Tuesday, June 27, 2006

I don't even know who's on the team

Trevor Loundon has new 'joke':

Heard about the new "Doggie Style" for married couples?

Hubby kneels and begs. Wife rolls over and plays dead.
Reminds me of a 'joke' David Farrar posted a few months back:
Q: Why did the man have sex with a mannequin?

A: He just thought she was British :-)
Aren't they just hilarious? Aren't you rolling on the floor splitting your sides with laughter? Isn't the idea that sex is something men do to women just that funny? Don't you find the idea of women having sex they don't want just the most amusing thing ever?

We're told that our bodies are disgusting; we're told to shave, pluck and starve if we're have any hope of anyone ever desiring us; we're told that our desirability is the most important quality we posessess; we're told that having sex makes us a 'slut'; we're told the things we must do to avoid rape; we're told we asked for it; we're told that contraception is our responsibility; we're told it doesn't matter if the pill kills our libido; we're told 1,500 different ways to make sure he enjoys himself; we're told to ignore our desires; and we're told what sex positions will stop us from looking fat.

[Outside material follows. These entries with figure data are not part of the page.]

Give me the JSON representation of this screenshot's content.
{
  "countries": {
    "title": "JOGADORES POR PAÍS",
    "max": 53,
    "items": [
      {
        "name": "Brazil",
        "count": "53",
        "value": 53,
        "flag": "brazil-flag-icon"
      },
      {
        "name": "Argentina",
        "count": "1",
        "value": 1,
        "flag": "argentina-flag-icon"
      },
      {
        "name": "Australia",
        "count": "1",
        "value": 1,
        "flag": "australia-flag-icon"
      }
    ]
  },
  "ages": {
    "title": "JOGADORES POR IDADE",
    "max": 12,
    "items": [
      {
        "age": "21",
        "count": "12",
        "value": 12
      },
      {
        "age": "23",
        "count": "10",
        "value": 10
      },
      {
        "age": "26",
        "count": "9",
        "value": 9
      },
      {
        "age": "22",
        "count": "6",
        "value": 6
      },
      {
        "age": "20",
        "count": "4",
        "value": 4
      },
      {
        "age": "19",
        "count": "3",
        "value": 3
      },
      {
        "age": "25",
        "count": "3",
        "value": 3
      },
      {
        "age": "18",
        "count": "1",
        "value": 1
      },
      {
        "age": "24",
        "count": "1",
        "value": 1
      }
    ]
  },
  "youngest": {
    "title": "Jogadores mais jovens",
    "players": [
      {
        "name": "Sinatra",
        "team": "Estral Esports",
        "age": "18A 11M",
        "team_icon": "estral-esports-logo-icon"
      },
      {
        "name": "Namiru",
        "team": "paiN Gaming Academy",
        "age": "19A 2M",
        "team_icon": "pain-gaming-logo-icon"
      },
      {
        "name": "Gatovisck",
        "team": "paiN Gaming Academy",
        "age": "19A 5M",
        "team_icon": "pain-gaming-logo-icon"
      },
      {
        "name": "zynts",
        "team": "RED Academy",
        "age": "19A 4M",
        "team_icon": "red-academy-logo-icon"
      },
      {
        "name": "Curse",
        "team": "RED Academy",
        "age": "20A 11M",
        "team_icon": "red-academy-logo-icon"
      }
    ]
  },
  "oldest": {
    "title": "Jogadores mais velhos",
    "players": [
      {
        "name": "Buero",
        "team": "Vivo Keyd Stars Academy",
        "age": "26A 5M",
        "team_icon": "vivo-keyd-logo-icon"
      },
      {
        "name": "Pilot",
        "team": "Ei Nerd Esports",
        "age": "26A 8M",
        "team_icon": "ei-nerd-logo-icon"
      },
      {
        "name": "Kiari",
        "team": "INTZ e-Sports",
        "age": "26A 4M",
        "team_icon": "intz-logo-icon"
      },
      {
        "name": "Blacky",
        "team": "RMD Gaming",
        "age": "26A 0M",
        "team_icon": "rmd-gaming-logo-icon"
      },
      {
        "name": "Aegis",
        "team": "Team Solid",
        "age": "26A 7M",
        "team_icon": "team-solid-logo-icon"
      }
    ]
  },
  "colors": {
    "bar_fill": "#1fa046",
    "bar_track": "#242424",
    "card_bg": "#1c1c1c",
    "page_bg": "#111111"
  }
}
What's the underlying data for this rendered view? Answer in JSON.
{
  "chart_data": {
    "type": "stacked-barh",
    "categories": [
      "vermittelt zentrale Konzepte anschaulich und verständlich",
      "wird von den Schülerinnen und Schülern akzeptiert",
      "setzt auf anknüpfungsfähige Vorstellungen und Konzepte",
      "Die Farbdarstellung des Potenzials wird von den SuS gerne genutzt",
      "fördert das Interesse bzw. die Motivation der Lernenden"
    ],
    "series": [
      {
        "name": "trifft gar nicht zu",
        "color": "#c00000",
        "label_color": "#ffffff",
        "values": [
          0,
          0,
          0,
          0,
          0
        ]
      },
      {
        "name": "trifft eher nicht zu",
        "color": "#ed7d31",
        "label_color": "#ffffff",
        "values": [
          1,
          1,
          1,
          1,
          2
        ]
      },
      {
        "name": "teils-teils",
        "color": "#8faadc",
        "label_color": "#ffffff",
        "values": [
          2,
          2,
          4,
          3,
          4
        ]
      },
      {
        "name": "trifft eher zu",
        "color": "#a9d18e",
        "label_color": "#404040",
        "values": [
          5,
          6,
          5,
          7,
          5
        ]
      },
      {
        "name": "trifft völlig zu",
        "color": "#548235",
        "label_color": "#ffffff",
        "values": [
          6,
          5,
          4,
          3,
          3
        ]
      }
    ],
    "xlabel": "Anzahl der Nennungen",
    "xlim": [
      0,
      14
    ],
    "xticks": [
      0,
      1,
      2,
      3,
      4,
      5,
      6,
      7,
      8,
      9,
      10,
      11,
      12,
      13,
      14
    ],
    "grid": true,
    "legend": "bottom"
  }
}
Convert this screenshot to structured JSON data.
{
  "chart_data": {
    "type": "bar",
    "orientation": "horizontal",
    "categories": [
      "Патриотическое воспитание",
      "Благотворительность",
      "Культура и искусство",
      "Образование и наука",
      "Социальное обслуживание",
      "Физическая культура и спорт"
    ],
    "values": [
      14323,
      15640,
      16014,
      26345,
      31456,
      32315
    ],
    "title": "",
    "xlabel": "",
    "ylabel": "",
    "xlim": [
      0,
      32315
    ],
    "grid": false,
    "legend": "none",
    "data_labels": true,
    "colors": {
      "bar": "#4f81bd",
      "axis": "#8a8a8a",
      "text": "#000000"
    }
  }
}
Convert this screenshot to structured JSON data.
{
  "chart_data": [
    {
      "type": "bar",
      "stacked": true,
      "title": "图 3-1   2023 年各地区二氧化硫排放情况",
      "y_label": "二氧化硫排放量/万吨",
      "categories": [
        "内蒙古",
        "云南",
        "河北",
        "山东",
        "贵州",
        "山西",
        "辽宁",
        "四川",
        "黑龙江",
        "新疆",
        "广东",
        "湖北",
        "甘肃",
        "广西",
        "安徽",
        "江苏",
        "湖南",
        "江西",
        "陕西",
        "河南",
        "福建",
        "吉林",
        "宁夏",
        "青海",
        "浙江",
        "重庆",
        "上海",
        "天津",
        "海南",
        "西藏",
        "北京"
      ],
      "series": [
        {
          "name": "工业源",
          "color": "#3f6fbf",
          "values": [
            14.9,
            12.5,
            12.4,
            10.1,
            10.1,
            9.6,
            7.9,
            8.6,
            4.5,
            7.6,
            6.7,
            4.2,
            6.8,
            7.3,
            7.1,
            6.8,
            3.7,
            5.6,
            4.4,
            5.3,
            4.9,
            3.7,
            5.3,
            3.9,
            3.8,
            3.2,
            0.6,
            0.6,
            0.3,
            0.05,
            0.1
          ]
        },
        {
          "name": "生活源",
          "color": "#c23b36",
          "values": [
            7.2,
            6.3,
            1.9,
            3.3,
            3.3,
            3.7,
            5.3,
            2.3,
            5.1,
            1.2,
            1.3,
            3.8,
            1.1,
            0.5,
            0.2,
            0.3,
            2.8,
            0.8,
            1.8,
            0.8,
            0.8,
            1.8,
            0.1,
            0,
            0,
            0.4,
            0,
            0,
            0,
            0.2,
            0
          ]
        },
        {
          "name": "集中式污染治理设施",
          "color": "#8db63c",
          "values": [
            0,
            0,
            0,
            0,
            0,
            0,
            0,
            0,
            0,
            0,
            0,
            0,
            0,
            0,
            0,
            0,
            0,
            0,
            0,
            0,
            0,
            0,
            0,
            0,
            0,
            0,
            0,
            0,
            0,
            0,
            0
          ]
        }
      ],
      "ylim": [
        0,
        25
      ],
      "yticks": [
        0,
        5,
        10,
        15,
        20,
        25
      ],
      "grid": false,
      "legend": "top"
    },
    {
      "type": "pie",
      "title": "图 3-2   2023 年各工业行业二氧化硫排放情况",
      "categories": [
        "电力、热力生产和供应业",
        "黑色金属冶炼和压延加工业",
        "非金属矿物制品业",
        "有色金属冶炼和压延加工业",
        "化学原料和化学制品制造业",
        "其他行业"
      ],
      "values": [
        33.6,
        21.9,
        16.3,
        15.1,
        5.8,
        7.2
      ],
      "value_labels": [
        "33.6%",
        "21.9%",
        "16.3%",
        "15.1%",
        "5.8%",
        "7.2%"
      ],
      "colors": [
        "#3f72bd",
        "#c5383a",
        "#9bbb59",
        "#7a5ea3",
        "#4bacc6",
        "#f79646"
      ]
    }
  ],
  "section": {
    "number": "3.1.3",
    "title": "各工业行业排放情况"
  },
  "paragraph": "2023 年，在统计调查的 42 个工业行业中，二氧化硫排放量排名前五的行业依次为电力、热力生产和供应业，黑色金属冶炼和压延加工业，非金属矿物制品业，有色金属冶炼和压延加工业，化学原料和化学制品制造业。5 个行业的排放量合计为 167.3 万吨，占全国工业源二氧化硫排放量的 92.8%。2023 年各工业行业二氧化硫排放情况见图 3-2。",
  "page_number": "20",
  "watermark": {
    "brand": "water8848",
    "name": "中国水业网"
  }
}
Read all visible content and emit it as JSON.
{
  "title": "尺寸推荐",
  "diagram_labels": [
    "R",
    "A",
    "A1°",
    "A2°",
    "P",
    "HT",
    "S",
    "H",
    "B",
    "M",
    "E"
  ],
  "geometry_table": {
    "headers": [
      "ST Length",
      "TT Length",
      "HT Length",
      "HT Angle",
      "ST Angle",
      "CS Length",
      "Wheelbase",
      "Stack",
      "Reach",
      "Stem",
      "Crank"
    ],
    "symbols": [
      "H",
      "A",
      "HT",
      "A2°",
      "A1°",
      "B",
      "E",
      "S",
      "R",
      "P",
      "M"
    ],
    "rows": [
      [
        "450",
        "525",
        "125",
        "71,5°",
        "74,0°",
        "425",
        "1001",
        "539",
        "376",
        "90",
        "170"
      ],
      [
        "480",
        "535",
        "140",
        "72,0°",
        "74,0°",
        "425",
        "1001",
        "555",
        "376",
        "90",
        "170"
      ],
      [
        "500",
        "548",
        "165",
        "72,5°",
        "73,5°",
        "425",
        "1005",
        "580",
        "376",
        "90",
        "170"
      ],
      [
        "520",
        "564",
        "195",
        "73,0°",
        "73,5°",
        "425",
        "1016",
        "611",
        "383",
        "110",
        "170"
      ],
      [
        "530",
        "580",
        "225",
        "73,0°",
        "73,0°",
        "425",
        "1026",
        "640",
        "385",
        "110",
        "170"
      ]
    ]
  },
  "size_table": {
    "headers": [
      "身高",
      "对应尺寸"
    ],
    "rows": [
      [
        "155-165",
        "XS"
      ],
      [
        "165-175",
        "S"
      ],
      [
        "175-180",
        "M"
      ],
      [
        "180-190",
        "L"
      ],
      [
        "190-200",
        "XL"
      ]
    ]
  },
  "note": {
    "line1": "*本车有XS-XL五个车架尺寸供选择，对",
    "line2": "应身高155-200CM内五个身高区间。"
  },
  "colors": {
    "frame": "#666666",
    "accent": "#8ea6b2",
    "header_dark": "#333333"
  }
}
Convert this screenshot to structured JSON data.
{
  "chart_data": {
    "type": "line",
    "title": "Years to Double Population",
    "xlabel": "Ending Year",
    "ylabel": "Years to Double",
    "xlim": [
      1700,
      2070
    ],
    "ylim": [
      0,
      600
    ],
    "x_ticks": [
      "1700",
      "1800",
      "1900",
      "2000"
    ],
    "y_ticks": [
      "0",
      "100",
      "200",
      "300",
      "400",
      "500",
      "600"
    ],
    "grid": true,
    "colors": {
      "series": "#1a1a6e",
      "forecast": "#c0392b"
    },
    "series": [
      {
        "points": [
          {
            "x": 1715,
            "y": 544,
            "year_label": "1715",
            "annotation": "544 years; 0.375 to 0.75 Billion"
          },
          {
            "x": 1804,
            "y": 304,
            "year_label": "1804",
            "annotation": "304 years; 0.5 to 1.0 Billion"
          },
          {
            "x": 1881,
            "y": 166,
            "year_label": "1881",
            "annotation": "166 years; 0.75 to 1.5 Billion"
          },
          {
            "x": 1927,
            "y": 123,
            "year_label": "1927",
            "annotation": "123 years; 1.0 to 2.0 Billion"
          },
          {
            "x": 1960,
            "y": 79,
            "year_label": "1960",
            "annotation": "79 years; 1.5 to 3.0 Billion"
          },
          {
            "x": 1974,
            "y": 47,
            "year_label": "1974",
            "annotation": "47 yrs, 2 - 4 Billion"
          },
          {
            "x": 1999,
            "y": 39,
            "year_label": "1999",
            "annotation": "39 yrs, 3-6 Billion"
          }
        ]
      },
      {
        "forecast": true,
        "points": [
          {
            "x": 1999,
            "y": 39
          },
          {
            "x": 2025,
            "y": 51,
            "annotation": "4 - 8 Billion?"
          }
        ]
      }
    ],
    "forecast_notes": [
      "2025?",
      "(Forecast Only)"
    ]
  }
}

Then we're laughed at for not wanting sex enough.

In his speech to Equality Now Joss Whedon said that the misogyny of our culture was sucking something from the soul of every man and woman on the planet. I certainly feel like that today. I'm glad the women involved in the fascinating discussion of sex at Bitch Phd are collectively demonstrating that women are people, even during sex, but unfortunately those discussions don't have the same impact as the 'jokes'.


  1. AMEN. Thank you for this post, Maia. The casual, everyday misogyny of this sort of joke gets on my nerves something chronic - and of course if you say anything about it, people accuse you of having no sense of humour. Well, people can say that if they like. It's just that I happen not to find misogyny funny...

  2. I don't understand why people can't see that this kind of stuff is OBJECTIVELY not funny. You don't have to be a feminist to see that, do you? So depressing :-(

    I was in quite a stupor at work today and ended up sitting in the staffroom through a rant by a colleague about welfare dependency and how the DPB is the worst thing that ever happened to women, with this total subtext of hating women. Then he made an incredibly racist statement and when I said I was leaving and stood up to go he verbally attacked me, incredibly nastily. I told him he was a fucking arsehole and left. I hate that even in my supposedly PC workplace these things happen. I hate that I even work with someone who holds these views, who would make exactly the kind of jokes you have posted. What is wrong with our society that these people are in it and don't understand how offensive and just plain WRONG they are? How could someone have got through as much education as these people have and have so little empathy for people who are not exactly like them?

  3. sorry, typo, the first sentence of my second para, above, is wrong, it should read:

    ...and how the DPB is the worst thing that ever happened to NZ...

    Still in that stupor.

  4. I don't disagree with many of your point here, so I thought I'd throw in something else. It is just a generalisation, I don't have an answer, and I am not attributing blame for it - it's just what is the case for many. It is the product of a culture simply lacking respect for people's personal sovereignty and right to be themselves:

    We're told that our bodies are not beautiful; we're told to be assertive, take charge and make loads of money, if we have any hope of attracting a woman, or play certain sports; we're told that our career success is the most important quality we possess; we're told that having lots of sex with lots of girls makes us a 'stud' and by not doing you’re ‘not a man’; we’re told we must have large penises and be athletic in bed to please women, otherwise they will laugh at us as they share their experiences with other women; we’re told to show feelings and be sensitive, but we’re also not trusted with children alone, as teachers, or even travelling on a plane because we're thought of as potential perverts.

  5. libertyscott - There can be no question (in my mind) that men are affected negatively by patriarchy, just as white people are no doubt affected in many ways by the systemic racism in our society.

    I don't think however (and I'm not saying you do neccessarily either), that it is in any way equatable with the oppression of women that this patriarchal society also enforces, and, of course, being oppressed does not negate the oppression we enact on others.

  6. steve - I haven't seen any man-bashing on here. Don't get confused because your spot on the heirarchy is being challenged.

  7. I always saw those jokes as being about the men being "too horny" and women's ability to use that to control men. Some men might resent how "men's hornyness" effects the supply and demand.

    But I guess you are welcome to oppose it on any grounds you like.

  8. And the second joke is about BRITISH people, not women. It's a racist joke, not a sexist one.

    Actually, I think you'll find it's both racist and sexist. Why take two jokes into the shower when you can get out both your prejudices in one go?

    But then I'm a british female, so I get to be the object of it either way.

  9. Mike, you are not the final arbiter of what is funny and what is not. Just because something is said in jest does not mean there are no consequences from it - that it is somehow unable to wound, or encourage negative views of the object of the joke. Just because I have a different sense of humour to you does not mean I do not have one at all.